Machine Condition Diagnostics Based on Enhanced System Identification Technologies

In modern industries, condition monitoring is considered as the most promising technology to ensure the productivity, reliability and safety of machines. This thesis focuses on developing effective and efficient approaches to monitor the changepoint of rotating machines at an early stage based on the resonant modulation and demodulation techniques. Having had a literature review relating to the resonant modulation based machine condition monitoring, it has been identified that potential technical deficiencies in achieving accurate condition monitoring may lie in the lack of a good understanding of resonant modulation and effective fault detection and diagnosis, which often leads to difficulties in optimising post-processing signal processing approaches to extract accurate fault features.

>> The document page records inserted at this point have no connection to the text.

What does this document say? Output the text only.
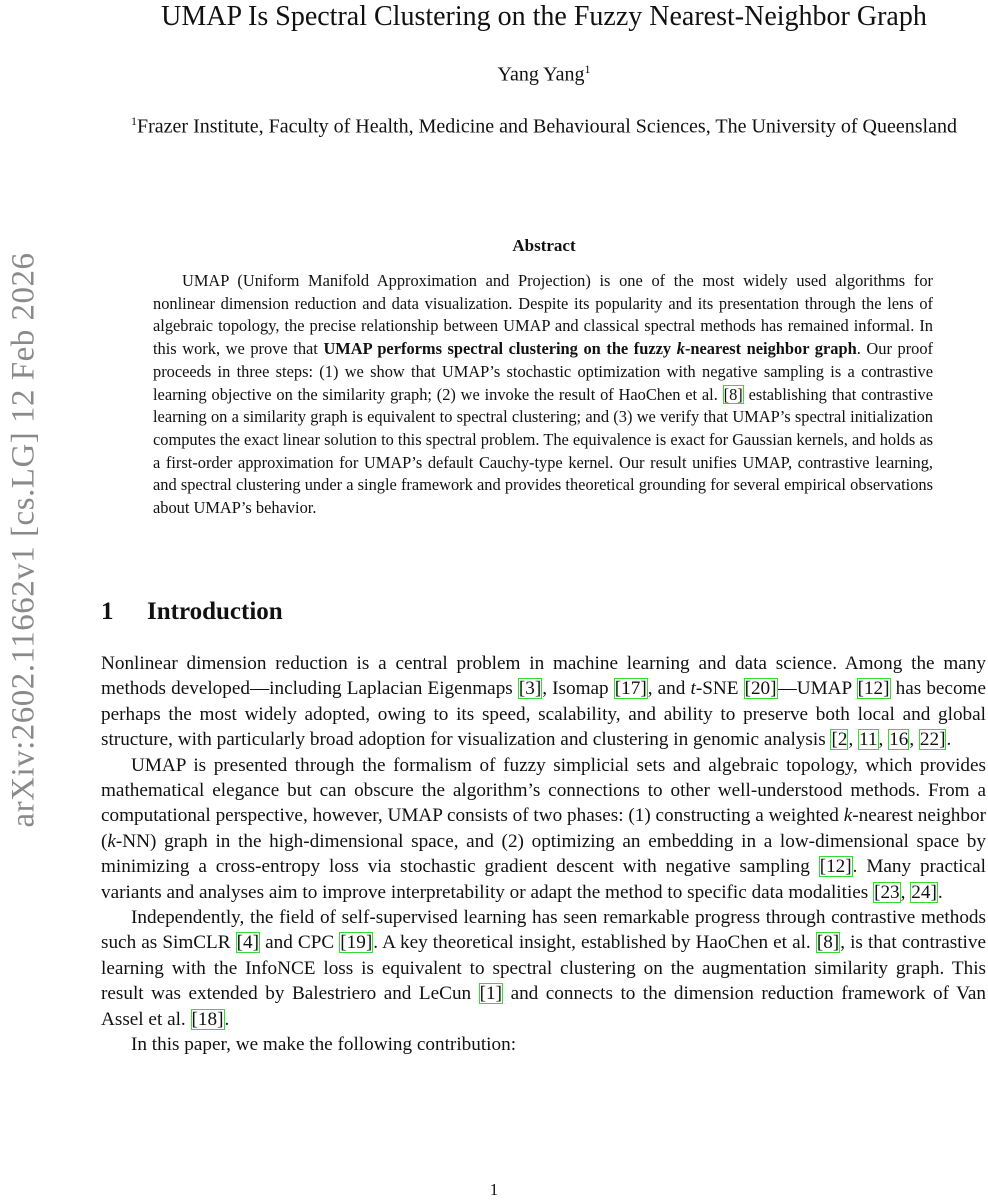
arXiv:2602.11662v1 [cs.LG] 12 Feb 2026
UMAP Is Spectral Clustering on the Fuzzy Nearest-Neighbor Graph
Yang Yang$^1$
$^1$Frazer Institute, Faculty of Health, Medicine and Behavioural Sciences, The University of Queensland
Abstract

UMAP (Uniform Manifold Approximation and Projection) is one of the most widely used algorithms for nonlinear dimension reduction and data visualization. Despite its popularity and its presentation through the lens of algebraic topology, the precise relationship between UMAP and classical spectral methods has remained informal. In this work, we prove that UMAP performs spectral clustering on the fuzzy k-nearest neighbor graph. Our proof proceeds in three steps: (1) we show that UMAP’s stochastic optimization with negative sampling is a contrastive learning objective on the similarity graph; (2) we invoke the result of HaoChen et al. [8] establishing that contrastive learning on a similarity graph is equivalent to spectral clustering; and (3) we verify that UMAP’s spectral initialization computes the exact linear solution to this spectral problem. The equivalence is exact for Gaussian kernels, and holds as a first-order approximation for UMAP’s default Cauchy-type kernel. Our result unifies UMAP, contrastive learning, and spectral clustering under a single framework and provides theoretical grounding for several empirical observations about UMAP’s behavior.

1 Introduction

Nonlinear dimension reduction is a central problem in machine learning and data science. Among the many methods developed—including Laplacian Eigenmaps [3], Isomap [17], and t-SNE [20]—UMAP [12] has become perhaps the most widely adopted, owing to its speed, scalability, and ability to preserve both local and global structure, with particularly broad adoption for visualization and clustering in genomic analysis [2, 11, 16, 22].

UMAP is presented through the formalism of fuzzy simplicial sets and algebraic topology, which provides mathematical elegance but can obscure the algorithm’s connections to other well-understood methods. From a computational perspective, however, UMAP consists of two phases: (1) constructing a weighted k-nearest neighbor (k-NN) graph in the high-dimensional space, and (2) optimizing an embedding in a low-dimensional space by minimizing a cross-entropy loss via stochastic gradient descent with negative sampling [12]. Many practical variants and analyses aim to improve interpretability or adapt the method to specific data modalities [23, 24].

Independently, the field of self-supervised learning has seen remarkable progress through contrastive methods such as SimCLR [4] and CPC [19]. A key theoretical insight, established by HaoChen et al. [8], is that contrastive learning with the InfoNCE loss is equivalent to spectral clustering on the augmentation similarity graph. This result was extended by Balestriero and LeCun [1] and connects to the dimension reduction framework of Van Assel et al. [18].

In this paper, we make the following contribution:

1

Based on the hypothesis of linear systems, the resonant modulation in outputs of the systems vary under different input excitations (periodic, approximately periodic impulsive, and quasi-stationary). Different inputs can lead to different modulation characteristics. Performing an effective demodulation of these responses is the most beneficial part for utilising the resonant modulation methods in vibration-based condition monitoring. The characteristics of the vibration signals are expected to be effectively analysed by different signal processing approaches for early fault detection and diagnosis.

From the perspective of the system identification, the stochastic subspace identification (SSI) approach is employed to select the optimal central frequencies rather than selecting the most impulsive frequency band, which is targeted by the method similar to Kurtogram. Through simulation and experimental studies, it shows that the SSI is more robust to the strong background noise (SNR≤-30dB) in selecting the optimal frequency bands than the conventional Kurtogram method. Based on the frequency bands selected by the SSI, a novel method, named ensemble average of autocorrelation signals (EAAS), was developed to demodulate the periodic impacts induced resonant responses. The simulation study shows that EAAS can identify the incipient bearing faults from the noisy vibration signals at a SNR less than -35dB and the performance of the EAAS is also verified by the experiments on ball bearings of induction motors. For the aperiodic impacts induced resonant modulation, the output responses are not periodic and are terminologically named as cyclostationary signals. Two novel approaches, ensemble average of autocorrelated envelopes (EAAE) and phase linearisation based modulation signal bispectrum (PL-MSB), were developed to characterise the cyclostationary responses due to the nonstationary impacts. The simulation studies demonstrated that the proposed EAAE and PL-MSB can handle the extremely poor signals (SNR≤-30dB) to extract the strong fault signatures for the purpose of accurate diagnosis of bearing faults. The experimental studies on tapered roller bearings show that the proposed two methods outperform the conventional envelope for early fault detection and diagnosis under an extremely low SNR and large random slippages.